YUNANİSTAN AZGINLIK İÇİNDE

Yunanistan tam bir azgınlık içinde. Mısır’la haksız, hukuksuz ve geçersiz bir anlaşma imzalayarak, Akdeniz’de yolumuzu kesmeye uğraşıyor. Oruç Reis’i durdurmak için her yolu deniyor. Ordusunu Türkiye’ye karşı teyakkuza geçirecek kadar ileri gitti. Bunların hiçbirinin fayda etmeyeceği, Türkiye’nin her şart altında yoluna kararlılıkla devam edeceği muhakkaktır. Böyle bir günde, böyle bir meselede bile zilleti oluşturanlardan herhangi birinin çıkıp açık ve net şekilde Türkiye’nin milli duruşunu destekleyen, Yunanistan’a itiraz eden bir söz söylediğini duyan oldu mu? Ya karınlarından konuşuyorlar veya arkadan dolanıyorlar. Bugün değilse, ne zaman? Siz, hangi ülkenin partilerisiniz?
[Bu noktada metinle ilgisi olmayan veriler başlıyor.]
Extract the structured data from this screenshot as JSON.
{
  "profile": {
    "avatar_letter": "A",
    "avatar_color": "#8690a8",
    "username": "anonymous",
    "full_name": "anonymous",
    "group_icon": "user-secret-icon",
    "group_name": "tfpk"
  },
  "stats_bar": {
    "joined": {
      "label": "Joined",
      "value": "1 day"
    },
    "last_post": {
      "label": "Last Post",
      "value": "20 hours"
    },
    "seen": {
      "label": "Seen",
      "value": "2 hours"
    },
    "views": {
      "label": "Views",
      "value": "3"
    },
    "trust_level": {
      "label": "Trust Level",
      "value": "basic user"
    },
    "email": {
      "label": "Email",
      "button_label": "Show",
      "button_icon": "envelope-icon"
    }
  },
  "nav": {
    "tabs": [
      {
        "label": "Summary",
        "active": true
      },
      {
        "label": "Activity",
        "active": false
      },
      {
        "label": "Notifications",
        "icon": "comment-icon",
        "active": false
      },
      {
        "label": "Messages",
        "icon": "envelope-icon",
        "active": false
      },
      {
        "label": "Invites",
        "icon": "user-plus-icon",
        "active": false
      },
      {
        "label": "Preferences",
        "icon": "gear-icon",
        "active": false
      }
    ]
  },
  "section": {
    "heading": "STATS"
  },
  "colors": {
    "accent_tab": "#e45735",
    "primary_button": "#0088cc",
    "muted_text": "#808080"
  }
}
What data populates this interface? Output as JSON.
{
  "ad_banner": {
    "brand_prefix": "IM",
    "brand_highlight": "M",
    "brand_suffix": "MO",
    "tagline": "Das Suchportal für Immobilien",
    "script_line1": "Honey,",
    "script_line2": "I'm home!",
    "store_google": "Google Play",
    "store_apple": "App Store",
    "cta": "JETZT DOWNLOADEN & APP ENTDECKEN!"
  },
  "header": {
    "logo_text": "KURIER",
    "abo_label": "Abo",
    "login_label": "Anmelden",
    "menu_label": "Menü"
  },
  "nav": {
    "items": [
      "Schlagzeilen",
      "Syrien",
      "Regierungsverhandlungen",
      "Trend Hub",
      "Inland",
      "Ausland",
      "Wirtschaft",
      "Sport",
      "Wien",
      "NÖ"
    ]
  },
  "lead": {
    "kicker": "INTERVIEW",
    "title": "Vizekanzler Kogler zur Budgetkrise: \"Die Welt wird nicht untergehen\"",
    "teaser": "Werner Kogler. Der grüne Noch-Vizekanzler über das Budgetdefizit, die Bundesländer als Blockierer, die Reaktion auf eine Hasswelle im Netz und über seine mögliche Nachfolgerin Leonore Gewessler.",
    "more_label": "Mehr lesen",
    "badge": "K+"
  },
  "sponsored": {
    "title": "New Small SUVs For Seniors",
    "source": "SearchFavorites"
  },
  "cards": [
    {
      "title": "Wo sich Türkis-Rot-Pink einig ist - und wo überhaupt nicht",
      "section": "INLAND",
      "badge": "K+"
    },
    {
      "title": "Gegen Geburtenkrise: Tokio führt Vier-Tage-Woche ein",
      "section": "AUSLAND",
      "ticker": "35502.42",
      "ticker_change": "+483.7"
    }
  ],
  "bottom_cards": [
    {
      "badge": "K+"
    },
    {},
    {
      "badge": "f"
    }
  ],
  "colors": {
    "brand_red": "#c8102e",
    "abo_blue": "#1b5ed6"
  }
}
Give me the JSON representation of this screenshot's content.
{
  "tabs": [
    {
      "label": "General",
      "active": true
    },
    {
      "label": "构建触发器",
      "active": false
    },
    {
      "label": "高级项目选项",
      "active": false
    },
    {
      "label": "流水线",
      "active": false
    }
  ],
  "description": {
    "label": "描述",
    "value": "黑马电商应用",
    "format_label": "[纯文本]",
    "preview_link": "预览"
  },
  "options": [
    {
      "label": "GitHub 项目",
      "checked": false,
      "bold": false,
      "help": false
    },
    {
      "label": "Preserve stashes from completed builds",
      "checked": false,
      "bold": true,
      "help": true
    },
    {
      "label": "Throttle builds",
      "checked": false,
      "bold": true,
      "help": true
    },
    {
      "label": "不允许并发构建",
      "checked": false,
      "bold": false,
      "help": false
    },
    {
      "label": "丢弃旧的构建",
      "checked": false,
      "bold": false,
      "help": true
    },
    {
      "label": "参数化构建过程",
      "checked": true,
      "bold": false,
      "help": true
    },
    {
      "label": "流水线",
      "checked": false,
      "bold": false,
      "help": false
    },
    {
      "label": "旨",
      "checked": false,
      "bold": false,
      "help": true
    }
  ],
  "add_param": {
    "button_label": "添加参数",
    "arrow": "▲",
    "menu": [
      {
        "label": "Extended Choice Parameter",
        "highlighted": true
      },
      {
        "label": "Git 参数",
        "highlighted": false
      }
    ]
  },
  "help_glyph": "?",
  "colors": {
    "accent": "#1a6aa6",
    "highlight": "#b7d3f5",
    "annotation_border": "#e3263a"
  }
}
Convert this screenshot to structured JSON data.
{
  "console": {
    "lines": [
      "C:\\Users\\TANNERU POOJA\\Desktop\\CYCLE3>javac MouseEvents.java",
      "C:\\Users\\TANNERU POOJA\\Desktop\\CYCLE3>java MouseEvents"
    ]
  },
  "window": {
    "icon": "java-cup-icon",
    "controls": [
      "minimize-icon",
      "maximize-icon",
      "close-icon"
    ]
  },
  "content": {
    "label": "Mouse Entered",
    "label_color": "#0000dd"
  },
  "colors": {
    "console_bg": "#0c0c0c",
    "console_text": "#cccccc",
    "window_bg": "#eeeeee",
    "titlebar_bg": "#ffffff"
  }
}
TÜRKİYE BUNLARA MUHTAÇ DEĞİL

Çok şükür ki, Türkiye bunlara muhtaç değil. Cumhur İttifakı millî, kararlı, saygın, etkin ve sonuç alan bir şekilde ve Türk milletinin büyük desteği ile yoluna devam ediyor. MHP Genel Başkanı Sayın Devlet Bahçeli, duruşuyla ve açıklamalarıyla bütün Türk milletine güven verirken, Türk ve Türkiye düşmanlarının da korkulu rüyası oluyor. Kısacası, herkes varlık sebebinin gereğini yerine getiriyor.